Monday, November 16, 2009

Equality for all, or just a share of the average?

The argument of Richard Wilkinson and Kate Pickett's The Spirit Level: Why More Equal Societies Almost Always Do Better is that amongst the richer nations, the biggest driver of performance against all the key metrics of 'wellbeing' is the gap between the richest and poorest 20% of the population.

Unequal societies like Britain and the USA perform worse on almost all measures of quality of life such as life expectancy, obesity levels, crime rates, literacy, even the quantity of recycled trash. (The model also works within the US: with rich and unequal states such as California underperforming compared to the less productive Mormon paradise that is Utah.)

As David Runciman notes in his LRB review of this book, the evidence presented doesn't always wholeheartedly support the argument. The data on infant mortality presents us with the best fit — so we see that children from the highest social class in the UK are slightly more likely to die than children from the lowest in Sweden — but elsewhere it's harder to insist that everyone is made worse off by inequality.

In the US the reigning perspective is that it hardly matters if the bottom 20% are completely screwed just as long as the other 80% are able to delude themselves into thinking that they have it better than everyone else in the affluent world.

As Runciman notes, it thus seems politically reasonable to some to argue that the poorest group in unequal societies are in a sense cut adrift (and can be treated as such) and to ignore average statistics of wellbeing precisely because they have been brought down for the society as a whole by the underclasses.

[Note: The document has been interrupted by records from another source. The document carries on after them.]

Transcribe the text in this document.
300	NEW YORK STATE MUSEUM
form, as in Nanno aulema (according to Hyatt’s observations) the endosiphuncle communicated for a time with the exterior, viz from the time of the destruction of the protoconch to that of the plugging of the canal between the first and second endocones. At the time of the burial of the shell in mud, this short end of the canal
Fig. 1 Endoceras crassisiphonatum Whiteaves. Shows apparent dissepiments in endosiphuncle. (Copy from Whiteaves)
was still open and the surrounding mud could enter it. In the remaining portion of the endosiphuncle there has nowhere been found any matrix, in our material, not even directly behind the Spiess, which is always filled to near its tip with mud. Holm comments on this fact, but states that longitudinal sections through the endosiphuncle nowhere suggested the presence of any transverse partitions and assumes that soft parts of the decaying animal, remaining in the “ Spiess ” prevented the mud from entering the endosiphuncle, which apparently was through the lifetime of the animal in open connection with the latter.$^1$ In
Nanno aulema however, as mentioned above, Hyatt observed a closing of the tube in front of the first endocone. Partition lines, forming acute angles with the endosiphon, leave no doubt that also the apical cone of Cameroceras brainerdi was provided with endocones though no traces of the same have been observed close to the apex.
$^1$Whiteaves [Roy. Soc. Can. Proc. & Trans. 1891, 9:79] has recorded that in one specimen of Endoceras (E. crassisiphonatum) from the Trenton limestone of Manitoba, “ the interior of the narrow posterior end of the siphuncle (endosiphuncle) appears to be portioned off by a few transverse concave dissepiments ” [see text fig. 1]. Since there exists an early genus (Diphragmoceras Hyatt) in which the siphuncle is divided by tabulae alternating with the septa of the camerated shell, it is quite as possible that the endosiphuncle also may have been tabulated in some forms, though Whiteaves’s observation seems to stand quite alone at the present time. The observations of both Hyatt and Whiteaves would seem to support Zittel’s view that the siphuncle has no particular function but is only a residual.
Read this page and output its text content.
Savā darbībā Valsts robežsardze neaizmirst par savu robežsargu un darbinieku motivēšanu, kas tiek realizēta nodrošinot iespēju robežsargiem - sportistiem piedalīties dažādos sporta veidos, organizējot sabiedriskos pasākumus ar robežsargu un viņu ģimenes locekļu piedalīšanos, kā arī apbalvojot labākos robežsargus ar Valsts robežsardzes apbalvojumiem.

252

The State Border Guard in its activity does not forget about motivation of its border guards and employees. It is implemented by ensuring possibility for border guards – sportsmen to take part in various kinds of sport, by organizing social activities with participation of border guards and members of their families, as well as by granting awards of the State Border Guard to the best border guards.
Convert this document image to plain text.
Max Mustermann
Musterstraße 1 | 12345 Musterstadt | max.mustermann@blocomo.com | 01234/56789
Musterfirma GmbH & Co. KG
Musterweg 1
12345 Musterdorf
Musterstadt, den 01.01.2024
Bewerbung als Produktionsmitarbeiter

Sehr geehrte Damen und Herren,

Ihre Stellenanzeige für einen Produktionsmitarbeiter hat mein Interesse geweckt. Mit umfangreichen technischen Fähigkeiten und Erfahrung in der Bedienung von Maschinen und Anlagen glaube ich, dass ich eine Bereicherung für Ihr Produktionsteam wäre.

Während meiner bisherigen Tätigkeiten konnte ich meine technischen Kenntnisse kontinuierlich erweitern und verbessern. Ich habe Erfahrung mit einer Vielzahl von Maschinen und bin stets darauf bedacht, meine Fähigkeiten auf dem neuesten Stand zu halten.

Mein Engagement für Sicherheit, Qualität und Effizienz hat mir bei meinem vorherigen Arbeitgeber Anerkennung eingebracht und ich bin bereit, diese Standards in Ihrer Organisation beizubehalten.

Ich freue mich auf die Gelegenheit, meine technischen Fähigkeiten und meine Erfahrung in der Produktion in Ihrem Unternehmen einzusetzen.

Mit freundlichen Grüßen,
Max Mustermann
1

"This is why the difference between ‘almost everyone’ and ‘everyone on average’ matters so much: politics. If it is almost everyone who would benefit from a more equal society, then this is an encouragement to solidarity across social boundaries, so that joint action to remedy the problem might be possible. But if it is everyone on average, then this can go along with an absence of solidarity and the hardening of divisions, because the disadvantages may be so unequally distributed."

and...

"The practical political difficulties of bridging the gap between these two positions are clear from Obama’s recent speech on healthcare reform. He wants to be able to say to the American public that everyone will be better off under a reformed system – indeed, in an earlier, far wonkier speech he made to the American Medical Association in June he sounded pretty much like the authors of The Spirit Level: ‘Today, we are spending over $2 trillion a year on healthcare – almost 50 per cent more per person than the next most costly nation. And yet . . . for all this spending, more of our citizens are uninsured; the quality of our care is often lower; and we aren’t any healthier. In fact, citizens in some countries that spend substantially less than we do are actually living longer than we do.’ But he knows that most Americans think that the problems of their system are heavily concentrated at the bottom end, among the uninsured. So, as the politics got more fractious over the summer, this is where he directed his argument: not at the idea that the present system leaves almost everyone worse off, but at the thought that almost anyone could suddenly fall through the hole at the bottom. ‘Everyone understands the extraordinary hardships that are placed on the uninsured,’ he said to Congress in September. ‘We are the only wealthy nation that allows such hardship for millions of its people. There are now more than thirty million American citizens who cannot get coverage. In just a two-year period, one in every three Americans goes without healthcare coverage at some point. And every day, 14,000 Americans lose their coverage. In other words, it can happen to anyone.’"


Another problem for the authors of The Spirit Level is the question of policy. Many of the more equal societies in the developed world (such as Japan and Sweden) became that way as a result of peculiar historical circumstances and not (just) because a progressively-minded government decided to implement piecemeal policy changes aimed at stealthily reducing inequality.

Yet where inequality can be shown to be bad for 'almost everyone' and not just certain socio-economic groups, the data should be able to inform a set of policies geared to take note of the common underlying factors behind a whole range of different social ills that beset otherwise wealthy societies.

It would also be very interesting to see how the data plays out in the developing world and to consider for example, whether 'almost everyone' in Latin America would have access to better education if the inequalities of wealth here could be reduced. A straightforward one-on-one comparison with Asia would seem to indicate that this is indeed the case.